Kenapa rumah panggung? Karena lantai bangunan rumah induk rata dengan jalan raya. Ketika masih berupa warkop, posisinya agak rendah sekira 2 meter dari jalan raya, sehingga agak sulit diakses. 

Pada saat itu, banyak hal telah berubah. Kemajuan IT yang sedemikian pesat, secara otomatis berdampak pada usaha layanan telepon rumahan yang kami kelola. Telepon umum tidak lagi dibutuhkan. Setiap orang punya telepon genggamnya sendiri. Yantel Kukuh akhirnya kami tutup, warkop kami ubah menjadi kafe. 

Namanya: D'BAJI CAFE, diambil dari nama Sitti Sohorah Daeng Baji, yang merupakan nenek buyut Ibu Qashidah Ardan SH. Konon beliau bermigrasi dari Jeneponto ke Malino kira-kira tahun 1920an. Baji merupakan bahasa Makassar, artinya baik. Dipatenkan sebagai brand usaha menjadi D'Baji Cafe.

Tempat di mana D'Baji Cafe berdiri merupakan salah satu bangunan lama di Malino. Konstruksi bangunan ini belum menggunakan rangka besi, pada kolomnya hanya memakai batu gunung berlapis yang disusun diagonal, dengan ketebalan dinding 40-60 cm. Diperkirakan, dibangun pada awal tahun 1960an.

Rumah induk dari kafe ini, merupakan kediaman H Abd Rauf Daeng Nompo Karaeng Parigi, seorang tokoh pejuang, yang pernah mengemban amanah sebagai Camat Tinggimoncong, selama 32 tahun.

Hampir semua rumah yang dibangun di sini, pada awal Malino dibuka--mulai 1927 hingga 1960an--punya nama. Rumah yang menjadi tempat kafe ini, dahulu dikenal dengan nama Rampe ri Baji'. Makanya sekarang diberi nama D'Baji Cafe.

Nama-nama rumah pada kurun waktu itu, antara lain Balla ri Moncong, U'rangi Tongki , Reso resoku, Balla Caddia, Balla Tinggia, Lantang Cinikang, dan Balla Kalokko. Rumah-rumah tersebut, selain sebagai tempat tinggal, ada pula yang difungsikan sebagai villa yang disewakan pada Sabtu-Minggu atau waktu tertentu. 

Cerita ini menandakan bahwa Malino sejak dahulu sudah jadi tempat wisata yang menarik.
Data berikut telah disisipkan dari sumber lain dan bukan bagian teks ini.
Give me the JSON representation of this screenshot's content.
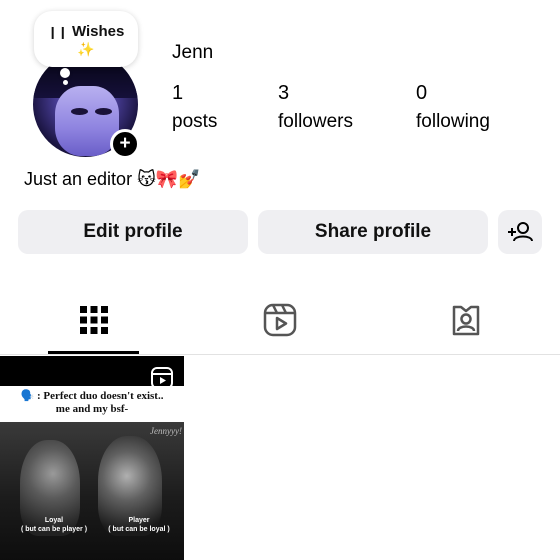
{
  "note": {
    "text": "Wishes",
    "emoji": "✨",
    "icon": "music-bars-icon"
  },
  "profile": {
    "username": "Jenn",
    "bio": "Just an editor 😽🎀💅"
  },
  "stats": [
    {
      "value": "1",
      "label": "posts"
    },
    {
      "value": "3",
      "label": "followers"
    },
    {
      "value": "0",
      "label": "following"
    }
  ],
  "buttons": {
    "edit": "Edit profile",
    "share": "Share profile",
    "add_person_icon": "add-person-icon"
  },
  "tabs": [
    {
      "name": "grid",
      "icon": "grid-icon",
      "active": true
    },
    {
      "name": "reels",
      "icon": "reels-icon",
      "active": false
    },
    {
      "name": "tagged",
      "icon": "tagged-icon",
      "active": false
    }
  ],
  "post": {
    "caption_line1": "🗣️ : Perfect duo doesn't exist..",
    "caption_line2": "me and my bsf-",
    "watermark": "Jennyyy!",
    "left_label_1": "Loyal",
    "left_label_2": "( but can be player )",
    "right_label_1": "Player",
    "right_label_2": "( but can be loyal )"
  },
  "colors": {
    "button_bg": "#efeff2",
    "text": "#000000"
  }
}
Bahkan pada zaman kolonial Belanda, Malino yang dibangun oleh Gubernur Celebes, LJJ Caron, tahun 1927, sudah jadi tempat peristirahatan bagi kalangan pembesar Belanda, kala itu.

D'Baji Cafe berdiri tepat di pintu masuk Kota Malino, pertigaan poros Makassar-Sinjai-Pasanggarahan, diapit oleh Hotel Celebes Malino dan Riung Gunung, rumah makan terbesar di Malino. 
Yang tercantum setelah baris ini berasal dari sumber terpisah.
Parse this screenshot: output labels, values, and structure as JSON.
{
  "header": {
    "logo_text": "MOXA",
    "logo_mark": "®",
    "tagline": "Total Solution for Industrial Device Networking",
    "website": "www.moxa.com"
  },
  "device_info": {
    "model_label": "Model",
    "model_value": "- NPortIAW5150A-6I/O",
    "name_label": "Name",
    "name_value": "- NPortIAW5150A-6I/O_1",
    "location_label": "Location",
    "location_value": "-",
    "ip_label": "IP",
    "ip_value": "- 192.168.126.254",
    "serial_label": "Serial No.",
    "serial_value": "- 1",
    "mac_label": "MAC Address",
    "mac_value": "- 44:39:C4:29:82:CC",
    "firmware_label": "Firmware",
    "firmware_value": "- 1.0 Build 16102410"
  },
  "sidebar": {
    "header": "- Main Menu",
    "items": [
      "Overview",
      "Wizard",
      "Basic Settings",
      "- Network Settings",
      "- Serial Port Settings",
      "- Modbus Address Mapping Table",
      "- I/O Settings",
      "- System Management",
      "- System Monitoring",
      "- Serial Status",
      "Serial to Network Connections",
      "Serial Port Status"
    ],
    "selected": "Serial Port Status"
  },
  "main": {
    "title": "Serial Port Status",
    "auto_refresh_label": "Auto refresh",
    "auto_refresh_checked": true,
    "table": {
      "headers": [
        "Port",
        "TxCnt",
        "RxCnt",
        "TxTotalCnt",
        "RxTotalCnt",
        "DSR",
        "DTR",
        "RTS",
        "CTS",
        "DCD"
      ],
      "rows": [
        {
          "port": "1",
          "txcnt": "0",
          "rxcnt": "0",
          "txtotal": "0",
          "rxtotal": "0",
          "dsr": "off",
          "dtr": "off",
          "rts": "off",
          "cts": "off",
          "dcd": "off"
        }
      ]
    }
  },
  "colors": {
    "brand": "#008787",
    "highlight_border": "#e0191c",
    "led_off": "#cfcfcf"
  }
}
Kalau kita berada di teras, duduk sambil menyeruput kopi gula aren dan menikmati pisang goreng, arah ke kiri dari kafe merupakan Jalan Mappatangka poros Sungguminasa, ke kanan Jalan Sultan Hasanuddin poros ke Sinjai, sementara ke atas Jalan Waspada arah Jalan R. Endang yang menuju kawasan wisata hutan pinus.

Berada di teras terbuka itu, mata kita leluasa menghadap ke jalan raya, menyaksikan aktivitas warga yang lalu lalang. Bila sore, menjelang matahari terbenam di barat, angin terasa dingin di kulit. Pada saat tertentu, antara pukul 15.00-17.00, kabut turun menyelimuti sekitar kafe seolah hendak mampir bercengkerama dengan mereka di sana.
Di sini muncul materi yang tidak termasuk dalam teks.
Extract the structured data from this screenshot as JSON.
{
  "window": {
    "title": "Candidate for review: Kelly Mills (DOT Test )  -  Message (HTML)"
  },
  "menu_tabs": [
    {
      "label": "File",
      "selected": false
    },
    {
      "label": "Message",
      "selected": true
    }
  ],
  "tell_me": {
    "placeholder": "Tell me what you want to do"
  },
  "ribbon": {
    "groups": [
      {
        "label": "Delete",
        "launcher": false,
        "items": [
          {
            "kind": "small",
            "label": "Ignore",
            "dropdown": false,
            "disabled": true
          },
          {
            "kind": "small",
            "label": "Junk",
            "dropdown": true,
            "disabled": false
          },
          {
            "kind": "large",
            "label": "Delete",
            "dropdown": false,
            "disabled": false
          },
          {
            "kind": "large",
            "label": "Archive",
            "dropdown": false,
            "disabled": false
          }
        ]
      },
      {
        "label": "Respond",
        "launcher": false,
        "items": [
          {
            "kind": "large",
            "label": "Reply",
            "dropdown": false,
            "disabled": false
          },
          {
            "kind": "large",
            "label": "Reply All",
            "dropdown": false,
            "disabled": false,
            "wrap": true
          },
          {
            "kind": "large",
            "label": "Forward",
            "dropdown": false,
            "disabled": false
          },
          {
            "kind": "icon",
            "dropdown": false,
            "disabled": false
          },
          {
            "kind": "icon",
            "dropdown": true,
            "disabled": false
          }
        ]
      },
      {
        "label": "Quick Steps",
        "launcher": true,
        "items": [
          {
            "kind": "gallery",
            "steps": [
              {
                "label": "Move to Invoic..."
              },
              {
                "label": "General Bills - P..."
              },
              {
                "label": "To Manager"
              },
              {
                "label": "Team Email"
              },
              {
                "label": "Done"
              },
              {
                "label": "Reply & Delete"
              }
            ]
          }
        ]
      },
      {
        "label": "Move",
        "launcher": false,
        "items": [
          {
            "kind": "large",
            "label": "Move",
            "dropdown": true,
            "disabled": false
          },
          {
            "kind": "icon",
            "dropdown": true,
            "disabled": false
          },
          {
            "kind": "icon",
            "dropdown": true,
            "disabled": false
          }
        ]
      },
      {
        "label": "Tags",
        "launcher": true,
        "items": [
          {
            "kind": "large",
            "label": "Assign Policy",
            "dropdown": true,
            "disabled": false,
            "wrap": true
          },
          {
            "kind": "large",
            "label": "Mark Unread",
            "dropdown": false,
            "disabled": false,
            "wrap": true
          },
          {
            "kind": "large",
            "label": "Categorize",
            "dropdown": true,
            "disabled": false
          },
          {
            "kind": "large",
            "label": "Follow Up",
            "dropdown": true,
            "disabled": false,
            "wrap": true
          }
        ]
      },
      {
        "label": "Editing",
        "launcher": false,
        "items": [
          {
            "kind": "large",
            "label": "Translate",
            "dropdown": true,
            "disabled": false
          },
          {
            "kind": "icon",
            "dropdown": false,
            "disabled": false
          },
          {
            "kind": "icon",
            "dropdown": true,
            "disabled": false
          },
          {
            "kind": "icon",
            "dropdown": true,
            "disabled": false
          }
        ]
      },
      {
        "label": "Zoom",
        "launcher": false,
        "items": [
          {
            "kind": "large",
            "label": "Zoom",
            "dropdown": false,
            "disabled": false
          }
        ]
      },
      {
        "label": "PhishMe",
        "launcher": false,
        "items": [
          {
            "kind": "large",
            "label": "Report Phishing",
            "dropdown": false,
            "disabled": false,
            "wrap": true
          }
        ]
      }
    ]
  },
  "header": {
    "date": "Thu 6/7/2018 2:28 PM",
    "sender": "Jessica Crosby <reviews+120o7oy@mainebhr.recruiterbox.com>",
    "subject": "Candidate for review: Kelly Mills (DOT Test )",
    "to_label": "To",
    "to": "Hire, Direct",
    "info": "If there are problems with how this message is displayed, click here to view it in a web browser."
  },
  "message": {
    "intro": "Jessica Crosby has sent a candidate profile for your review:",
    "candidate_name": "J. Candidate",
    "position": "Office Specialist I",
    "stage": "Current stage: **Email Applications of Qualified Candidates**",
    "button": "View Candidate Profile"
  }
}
Konsep penataan kafe ini dirancang bagai ruang keluarga yang hangat. Interiornya menampilkan bambu sebagai pelengkap. Foto-foto jadul dari keluarga kami, sebagai pemilik kafe, seolah berkisah tentang Malino tempo doeloe.

Juga dipajang beberapa alat musik tradisional yang setiap saat bisa difungsikan. Kebetulan kami juga penggiat seni budaya, yang sangat menjunjung kearifan lokal sehingga kafe ini ada sentuhan tradisionalnya.

Menu yang disajikan disesuaikan dengan selera konsumen. Kopi D'Baji merupakan sajian khasnya, yakni kopi hitam dengan serutan gula aren, kopi lokal asli robusta di mix dengan Arabika. Ada pula kopi susu, teh, dan minuman kekinian berupa green tea, thai tea, coklat, moccacino, cappuccino, dan special drink sarabba.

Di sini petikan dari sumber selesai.